What blogs tell us about websites: a demographics study

  • Authors:
  • Matthew Michelson;Sofus A. Macskassy

  • Affiliations:
  • Fetch Technologies, El Segundo, CA, USA;Fetch Technologies, El Segundo, CA, USA

  • Venue:
  • Proceedings of the fourth ACM international conference on Web search and data mining
  • Year:
  • 2011

Quantified Score

Hi-index 0.00

Visualization

Abstract

One challenge for content providers on the Web is determining who consumes their content. For instance, online newspapers want to know who is reading their articles. Previous approaches have tried to determine such audience demographics by placing cookies on users' systems, or by directly asking consumers (e.g., through surveys). The first approach may make users uncomfortable, and the second is not scalable. In this paper we focus on determining the demographics of a Website's audience by analyzing the blogs that link to the Website.
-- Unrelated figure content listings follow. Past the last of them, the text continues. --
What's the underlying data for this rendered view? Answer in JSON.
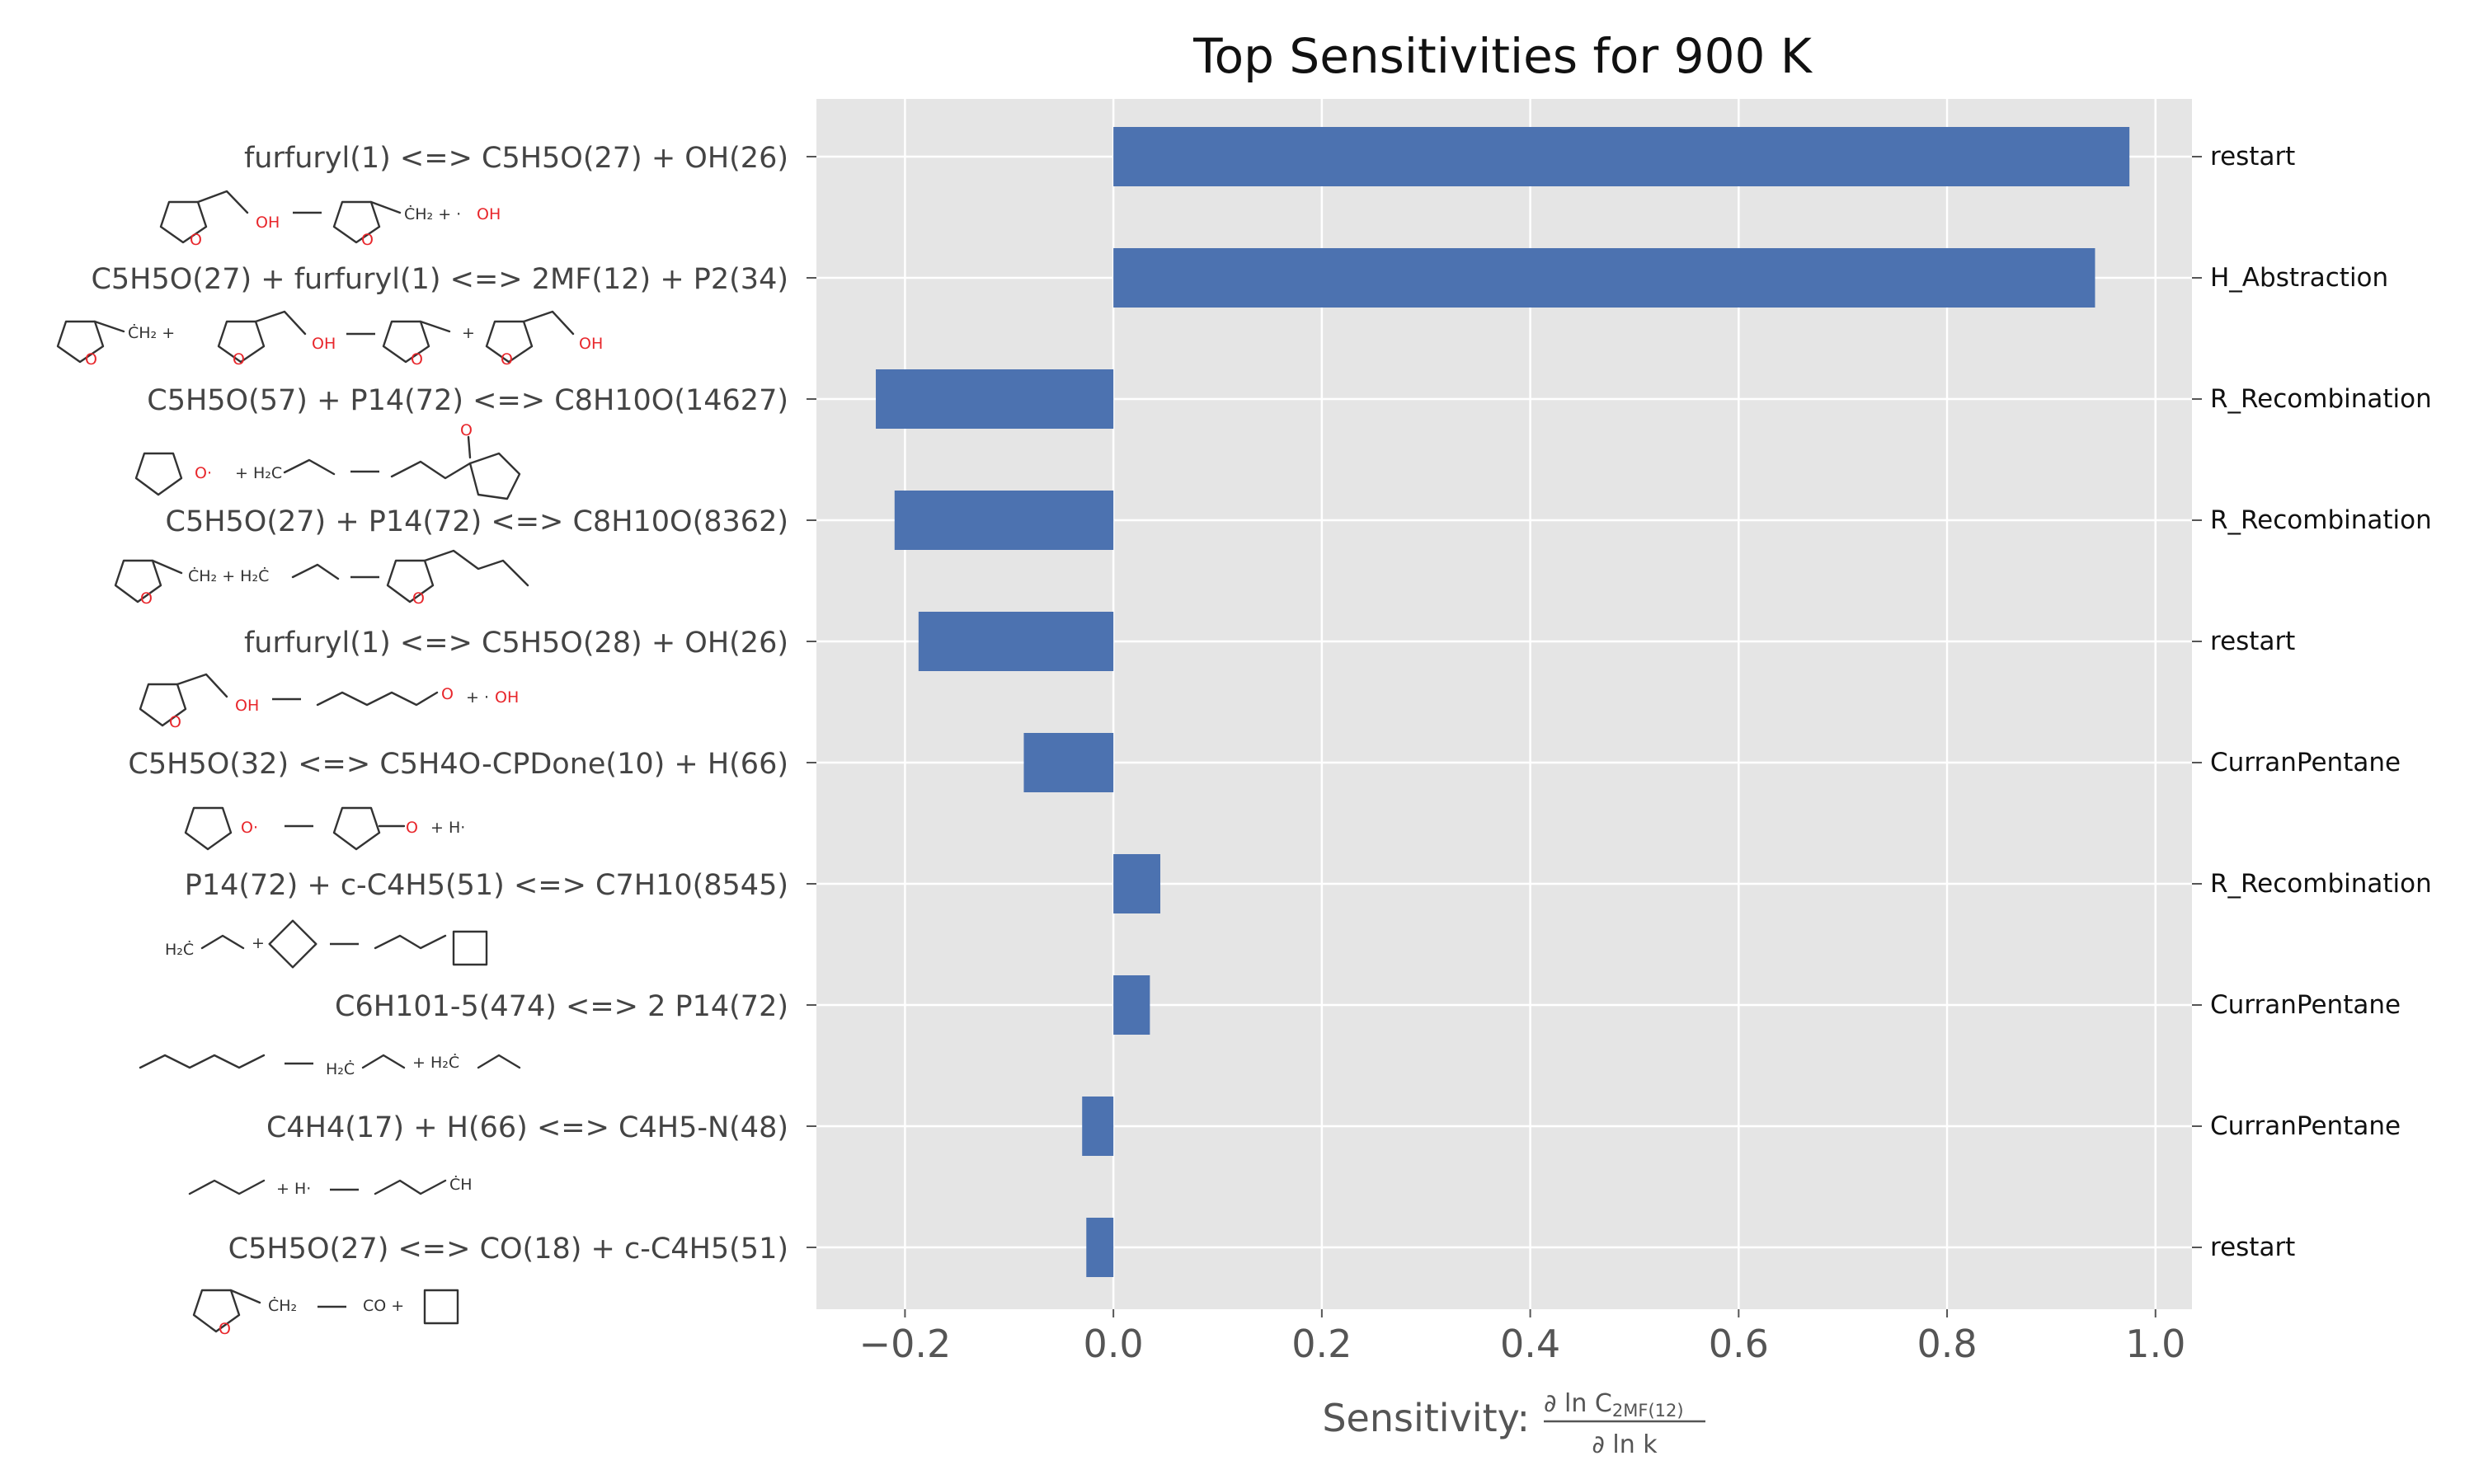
{
  "chart_data": {
    "type": "bar",
    "orientation": "horizontal",
    "title": "Top Sensitivities for 900 K",
    "xlabel_prefix": "Sensitivity:",
    "xlabel_numerator": "∂ ln C",
    "xlabel_subscript": "2MF(12)",
    "xlabel_denominator": "∂ ln k",
    "xlim": [
      -0.285,
      1.035
    ],
    "xticks": [
      -0.2,
      0.0,
      0.2,
      0.4,
      0.6,
      0.8,
      1.0
    ],
    "xtick_labels": [
      "−0.2",
      "0.0",
      "0.2",
      "0.4",
      "0.6",
      "0.8",
      "1.0"
    ],
    "grid": true,
    "bar_color": "#4c72b0",
    "background_color": "#e5e5e5",
    "reactions": [
      {
        "label": "furfuryl(1) <=> C5H5O(27) + OH(26)",
        "family": "restart",
        "value": 0.975
      },
      {
        "label": "C5H5O(27) + furfuryl(1) <=> 2MF(12) + P2(34)",
        "family": "H_Abstraction",
        "value": 0.942
      },
      {
        "label": "C5H5O(57) + P14(72) <=> C8H10O(14627)",
        "family": "R_Recombination",
        "value": -0.228
      },
      {
        "label": "C5H5O(27) + P14(72) <=> C8H10O(8362)",
        "family": "R_Recombination",
        "value": -0.21
      },
      {
        "label": "furfuryl(1) <=> C5H5O(28) + OH(26)",
        "family": "restart",
        "value": -0.187
      },
      {
        "label": "C5H5O(32) <=> C5H4O-CPDone(10) + H(66)",
        "family": "CurranPentane",
        "value": -0.086
      },
      {
        "label": "P14(72) + c-C4H5(51) <=> C7H10(8545)",
        "family": "R_Recombination",
        "value": 0.045
      },
      {
        "label": "C6H101-5(474) <=> 2 P14(72)",
        "family": "CurranPentane",
        "value": 0.035
      },
      {
        "label": "C4H4(17) + H(66) <=> C4H5-N(48)",
        "family": "CurranPentane",
        "value": -0.03
      },
      {
        "label": "C5H5O(27) <=> CO(18) + c-C4H5(51)",
        "family": "restart",
        "value": -0.026
      }
    ]
  }
}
We analyze both the text of the blogs and the network connectivity of the blog network to determine demographics such as whether a person "is married" or "has pets." Presumably bloggers linking to sites also consume the content of those sites. Therefore, the discovered demographics for the bloggers can be used to represent a proxy set of demographics for a subset of the Website's consumers. We demonstrate that in many cases we can infer sub-audiences for a site from these demographics. Further, this feasibility demonstrates that very specific demographics for sites can be generated as we improve the methods for determining them (e.g., finding people who play video games). In our study we analyze blogs collected from more than 590,000 bloggers collected over a six month period that link to more than 488,000 distinct, external websites.